PwC France et Afrique francophone a enclenché une transformation culturelle profonde. Un exemple notable ce sont les bureaux de Crystal Park, situés à Neuilly qui ont été complétement refaits et repensés pour plus de collaboration. CEO for One Month s’inscrit dans cette nouvelle culture d’entreprise impulsée par l’équipe de direction. Le programme montre aux jeunes collaborateurs en interne mais aussi en externe aux jeunes étudiants que PwC est une entreprise qui se challenge, se réinvente, qui est différente et ouvre le champ des possibles (intégrer deux jeunes étudiantes au Comité Exécutif était quelque chose d’impensable il y a quelques années !). L’enjeu était pour moi de communiquer un maximum sur l’aventure et de faire vivre jour par jour mon expérience via les réseaux sociaux avec le hashtag #ArielleC1M.

Quelles problématiques as-tu rencontrées ?
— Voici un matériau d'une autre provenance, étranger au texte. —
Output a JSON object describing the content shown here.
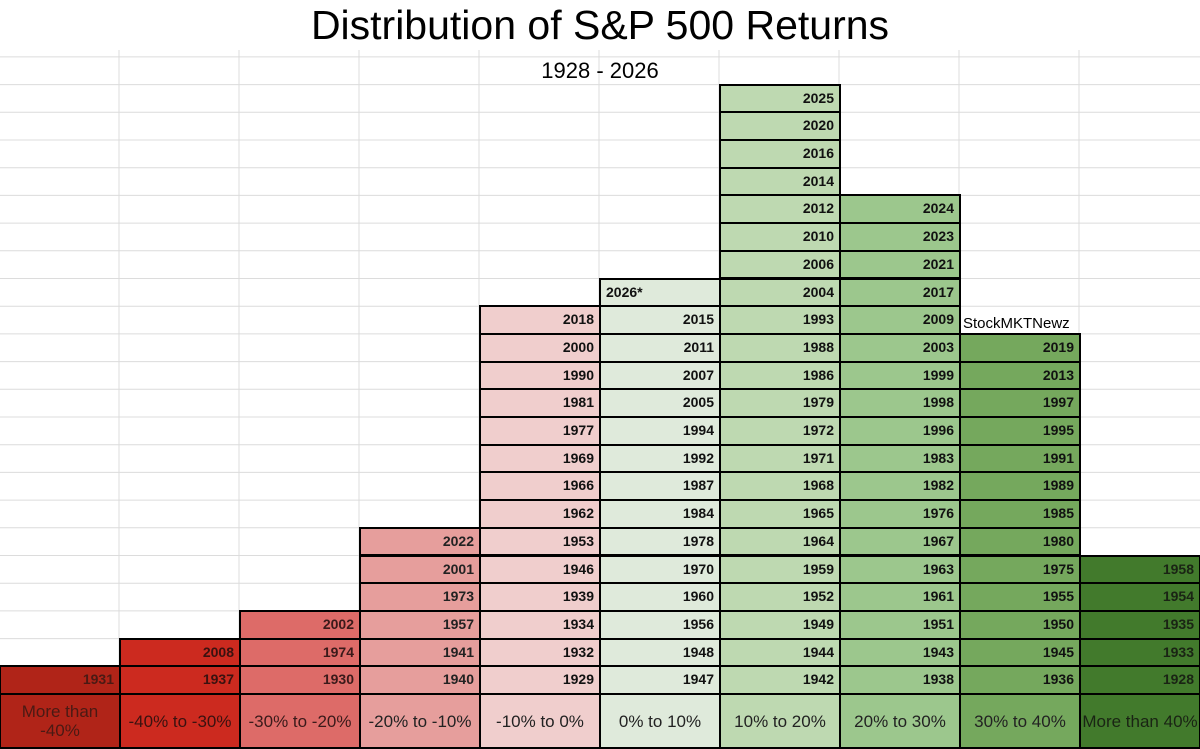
{
  "chart_data": {
    "type": "table",
    "title": "Distribution of S&P 500 Returns",
    "subtitle": "1928 - 2026",
    "watermark": "StockMKTNewz",
    "bins": [
      {
        "label": "More than -40%",
        "color": "#b02418",
        "text_color": "#4a1a14",
        "years": [
          "1931"
        ]
      },
      {
        "label": "-40% to -30%",
        "color": "#cc2a1f",
        "text_color": "#3a1210",
        "years": [
          "1937",
          "2008"
        ]
      },
      {
        "label": "-30% to -20%",
        "color": "#dd6b68",
        "text_color": "#3a1a1a",
        "years": [
          "1930",
          "1974",
          "2002"
        ]
      },
      {
        "label": "-20% to -10%",
        "color": "#e69e9c",
        "text_color": "#222222",
        "years": [
          "1940",
          "1941",
          "1957",
          "1973",
          "2001",
          "2022"
        ]
      },
      {
        "label": "-10% to 0%",
        "color": "#f0cecd",
        "text_color": "#222222",
        "years": [
          "1929",
          "1932",
          "1934",
          "1939",
          "1946",
          "1953",
          "1962",
          "1966",
          "1969",
          "1977",
          "1981",
          "1990",
          "2000",
          "2018"
        ]
      },
      {
        "label": "0% to 10%",
        "color": "#dfeadb",
        "text_color": "#222222",
        "years": [
          "1947",
          "1948",
          "1956",
          "1960",
          "1970",
          "1978",
          "1984",
          "1987",
          "1992",
          "1994",
          "2005",
          "2007",
          "2011",
          "2015",
          "2026*"
        ]
      },
      {
        "label": "10% to 20%",
        "color": "#bed9b1",
        "text_color": "#222222",
        "years": [
          "1942",
          "1944",
          "1949",
          "1952",
          "1959",
          "1964",
          "1965",
          "1968",
          "1971",
          "1972",
          "1979",
          "1986",
          "1988",
          "1993",
          "2004",
          "2006",
          "2010",
          "2012",
          "2014",
          "2016",
          "2020",
          "2025"
        ]
      },
      {
        "label": "20% to 30%",
        "color": "#9cc78d",
        "text_color": "#222222",
        "years": [
          "1938",
          "1943",
          "1951",
          "1961",
          "1963",
          "1967",
          "1976",
          "1982",
          "1983",
          "1996",
          "1998",
          "1999",
          "2003",
          "2009",
          "2017",
          "2021",
          "2023",
          "2024"
        ]
      },
      {
        "label": "30% to 40%",
        "color": "#75a85d",
        "text_color": "#222222",
        "years": [
          "1936",
          "1945",
          "1950",
          "1955",
          "1975",
          "1980",
          "1985",
          "1989",
          "1991",
          "1995",
          "1997",
          "2013",
          "2019"
        ]
      },
      {
        "label": "More than 40%",
        "color": "#427a2c",
        "text_color": "#1a2414",
        "years": [
          "1928",
          "1933",
          "1935",
          "1954",
          "1958"
        ]
      }
    ]
  }
}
J’ai d’abord découvert le mode de gouvernance très spécifique de PwC. C’est une collaborative d’associés, qui implique un fonctionnement bien différent des entreprises que je connaissais jusqu’à présent. J’ai également pris conscience du défi de fédérer une entreprise aussi grande que PwC aux métiers, business units et practices divers, en France et dans les pays d’Afrique francophone.

Qu’est ce que t’a apporté cette expérience ?



Mon expérience a été très riche de rencontres qui m’ont inspirées. J’ai été très étonnée de la diversité des parcours au sein des équipes que j’ai pu rencontrer au sein de PwC.
« Sois toi même » est un apprentissage fort de cette expérience, c’est probablement le meilleur conseil qu’on m’ait donné et que j’ai suivi dès début du processus de recrutement mais aussi tout au long de l’expérience CEO for One Month. Enfin, et c’est sûrement la chose la plus importante, se souvenir qu’il faut toujours s’adresser à ses interlocuteurs avec respect et humilité, peu importe leur titre.

Quelle est la plus-value au sein de ton environnement ?



Tout au long du mois, j’ai eu la volonté d’échanger avec un maximum de jeunes collaborateurs afin de comprendre leurs quotidiens et leurs attentes. C’était une source précieuse d’informations qui m’a permise de réfléchir et de présenter mes idées pour innover dans la communication entre l‘équipe de direction et les jeunes collaborateurs au cours du dernier comité exécutif auquel Juliette et moi avons participé.

Tes ambitions, tes projets ?



Mes projets sont très divers, passer plus de temps avec ma petite nièce, réussir mon permis de conduire, et continuer à aider mon grand oncle, qui a eu une vie très riche et inspirante, à écrire ses Mémoires. Professionnellement, j’aimerais commencer en conseil en stratégie.

Comment vois-tu le futur du travail ?



Je pense qu’il y a de grandes modifications dans l’organisation des entreprises qui se mettent en place, à l’image de ce qui s’enclenche chez PwC. La mondialisation du travail a amené à la création de grandes entreprises lesquelles ont aujourd’hui besoin de plus d’agilité et de collaboration en interne et donc travaillent de plus en plus avec des petits acteurs, des PME et des start ups, qui nourrissent le tissu économique local. D’autre part, les organisations des grandes entreprises vont vers des modèles plus inclusifs, pour plus de dialogue entre toutes les différents collaborateurs de l’entreprise et permettre de faire émerger des idées et accueillir les différences.